One clever game is called Esper and is set in an alternate reality where people have telekinetic powers. It takes you through a series of challenges where you use your mind (actually your VR Headset) to move objects through a configuration of glass pipes. Sounds weird I know but it is surprisingly well done. Last but not least one of the most impressive applications that comes stock with the headset is a cinema app. It is preloaded with a selection of recent movie trailers but you can easily load your own content or even home movies as well. When you load it up you can choose from a selection of different cinemas, including an outdoor movie screen on the surface of the moon – complete with stars and moon rocks. The regular cinema is my preferred choice as it really does trick you into thinking you are watching a movie on the big screen. The experience looks crisp and has all the fine detail necessary to trick your brain into believing you are sitting down at the local theatre - complete with curtains, upholstery, lighting, speakers and even the glass booth at the rear of the cinema with light beaming out from the projector.

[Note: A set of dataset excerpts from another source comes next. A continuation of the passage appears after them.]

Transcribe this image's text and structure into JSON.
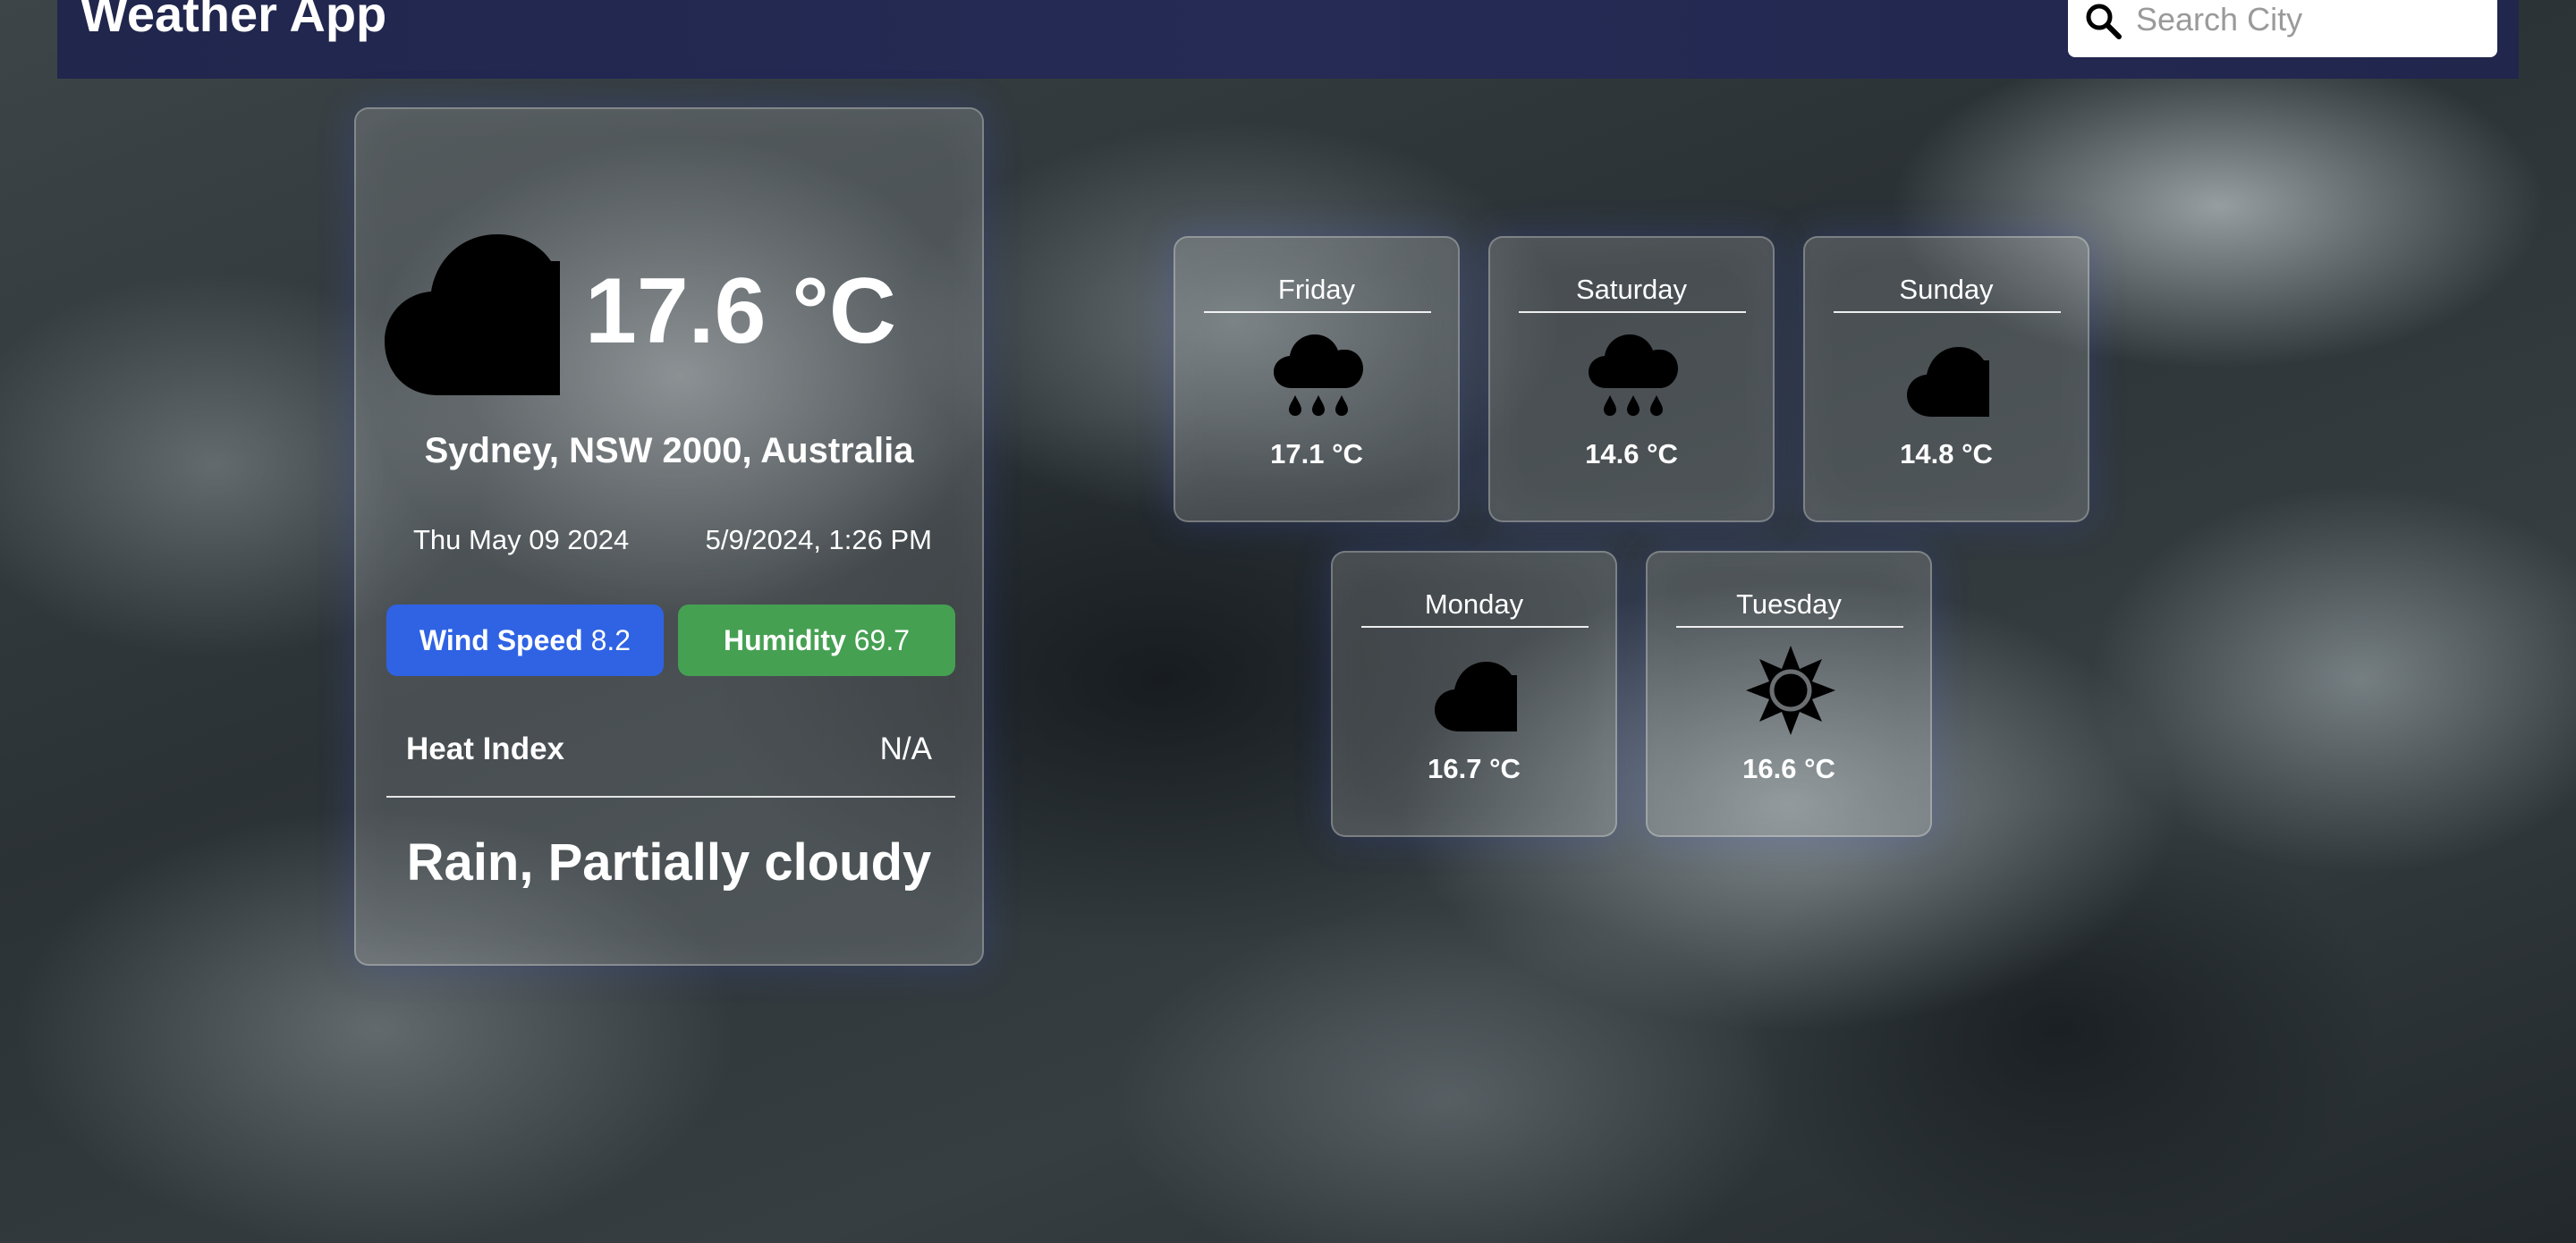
{
  "header": {
    "title": "Weather App",
    "search_placeholder": "Search City",
    "search_value": "",
    "background_color": "#20264c"
  },
  "current": {
    "icon": "cloud-icon",
    "temperature": "17.6 °C",
    "location": "Sydney, NSW 2000, Australia",
    "date": "Thu May 09 2024",
    "datetime": "5/9/2024, 1:26 PM",
    "wind": {
      "label": "Wind Speed",
      "value": "8.2",
      "color": "#2f63e4"
    },
    "humidity": {
      "label": "Humidity",
      "value": "69.7",
      "color": "#45a052"
    },
    "heat_index": {
      "label": "Heat Index",
      "value": "N/A"
    },
    "conditions": "Rain, Partially cloudy"
  },
  "forecast": [
    {
      "day": "Friday",
      "icon": "rain-cloud-icon",
      "temperature": "17.1 °C"
    },
    {
      "day": "Saturday",
      "icon": "rain-cloud-icon",
      "temperature": "14.6 °C"
    },
    {
      "day": "Sunday",
      "icon": "cloud-icon",
      "temperature": "14.8 °C"
    },
    {
      "day": "Monday",
      "icon": "cloud-icon",
      "temperature": "16.7 °C"
    },
    {
      "day": "Tuesday",
      "icon": "sun-icon",
      "temperature": "16.6 °C"
    }
  ]
}
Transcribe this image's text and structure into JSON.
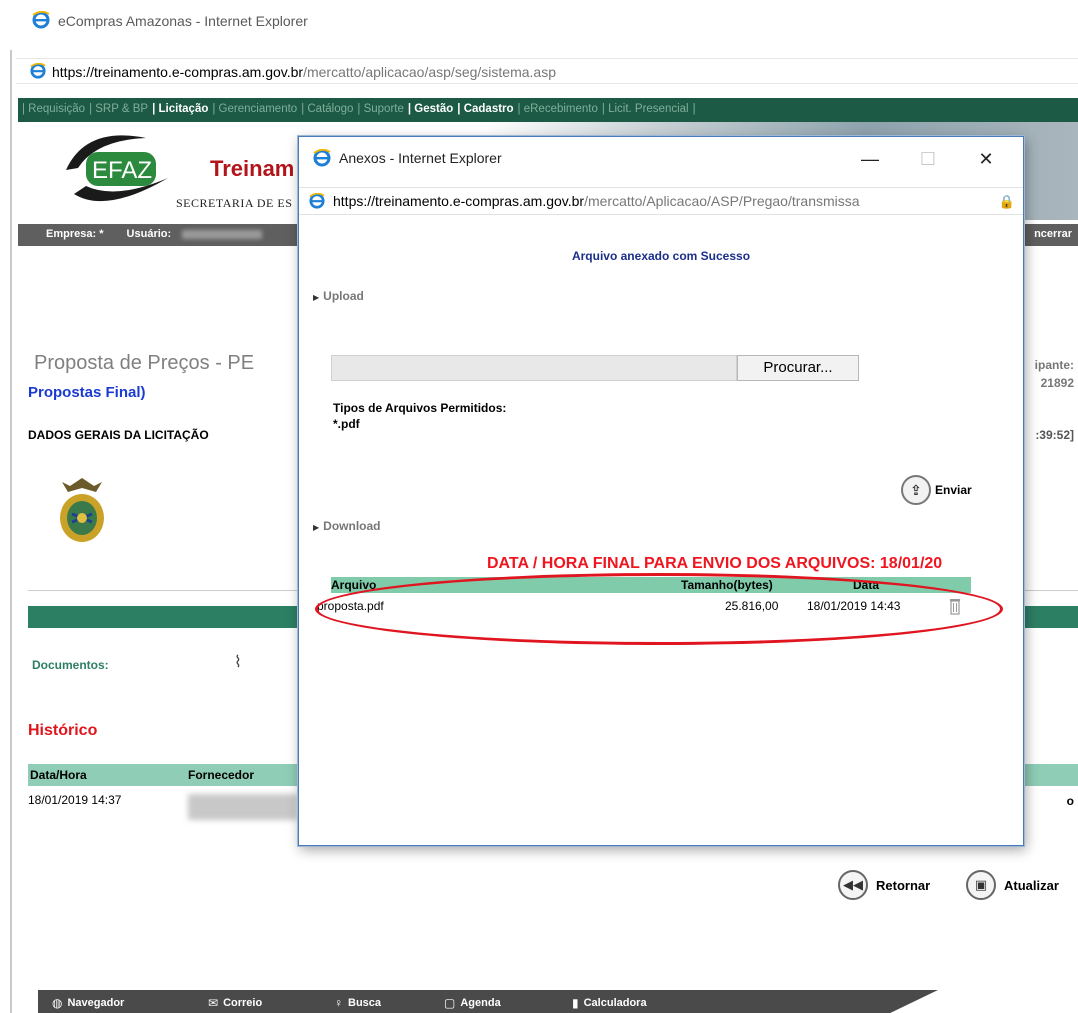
{
  "main_window": {
    "title": "eCompras Amazonas - Internet Explorer",
    "url_prefix": "https://treinamento.",
    "url_domain": "e-compras.am.gov.br",
    "url_path": "/mercatto/aplicacao/asp/seg/sistema.asp"
  },
  "topnav": {
    "items": [
      {
        "label": "| Requisição",
        "active": false
      },
      {
        "label": "| SRP & BP",
        "active": false
      },
      {
        "label": "| Licitação",
        "active": true
      },
      {
        "label": "| Gerenciamento",
        "active": false
      },
      {
        "label": "| Catálogo",
        "active": false
      },
      {
        "label": "| Suporte",
        "active": false
      },
      {
        "label": "| Gestão",
        "active": true
      },
      {
        "label": "| Cadastro",
        "active": true
      },
      {
        "label": "| eRecebimento",
        "active": false
      },
      {
        "label": "| Licit. Presencial",
        "active": false
      },
      {
        "label": "|",
        "active": false
      }
    ]
  },
  "banner": {
    "logo_text": "EFAZ",
    "treinam": "Treinam",
    "secretaria": "SECRETARIA DE ES"
  },
  "userbar": {
    "empresa": "Empresa: *",
    "usuario": "Usuário:",
    "encerrar": "ncerrar"
  },
  "page": {
    "title": "Proposta de Preços - PE",
    "subtitle": "Propostas Final)",
    "right_label": "ipante:",
    "right_number": "21892",
    "dados_gerais": "DADOS GERAIS DA LICITAÇÃO",
    "right_time": ":39:52]",
    "documentos": "Documentos:",
    "historico": "Histórico",
    "hist_headers": [
      "Data/Hora",
      "Fornecedor"
    ],
    "hist_row_date": "18/01/2019 14:37",
    "hist_row_end": "o",
    "retornar": "Retornar",
    "atualizar": "Atualizar"
  },
  "bottombar": {
    "items": [
      {
        "label": "Navegador",
        "icon": "globe-icon"
      },
      {
        "label": "Correio",
        "icon": "mail-icon"
      },
      {
        "label": "Busca",
        "icon": "search-icon"
      },
      {
        "label": "Agenda",
        "icon": "calendar-icon"
      },
      {
        "label": "Calculadora",
        "icon": "calculator-icon"
      }
    ]
  },
  "popup": {
    "title": "Anexos - Internet Explorer",
    "url_prefix": "https://treinamento.",
    "url_domain": "e-compras.am.gov.br",
    "url_path": "/mercatto/Aplicacao/ASP/Pregao/transmissa",
    "success": "Arquivo anexado com Sucesso",
    "upload_label": "Upload",
    "browse_label": "Procurar...",
    "tipos_label": "Tipos de Arquivos Permitidos:",
    "tipos_value": "*.pdf",
    "enviar": "Enviar",
    "download_label": "Download",
    "deadline": "DATA / HORA FINAL PARA ENVIO DOS ARQUIVOS: 18/01/20",
    "table_headers": {
      "arquivo": "Arquivo",
      "tamanho": "Tamanho(bytes)",
      "data": "Data"
    },
    "files": [
      {
        "name": "proposta.pdf",
        "size": "25.816,00",
        "date": "18/01/2019 14:43"
      }
    ]
  },
  "colors": {
    "nav_green": "#1c5a46",
    "table_header_green": "#8fcdb6",
    "highlight_red": "#e01520",
    "link_blue": "#1a3bd1"
  }
}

The hardware itself is quite comfortable and it consists of a set of goggles with straps and your Samsung Note 4 which clicks into place. While the glass on the inside of the goggles can fog up it can be easily fixed with some anti-fog spray.

The future of VR

While I’m impressed with Samsung Gear VR, I’m really excited to see where this technology and the commercial enterprise will take this. As resolutions improve and internet speeds increase there are going to be a whole range of virtual businesses that emerge; virtual tourism and virtual conferences to name a few. 

The bottom line

This unit is lots of fun and if you have a Samsung Note 4 or Samsung S6 already I would highly recommend spending 300 dollars on one when they become available in Australia. Most of the other tech companies are already working on or about to ship similar models to this, including LG and HTC so it won’t be long for most mobiles to have some kind of companion VR headset that you can buy.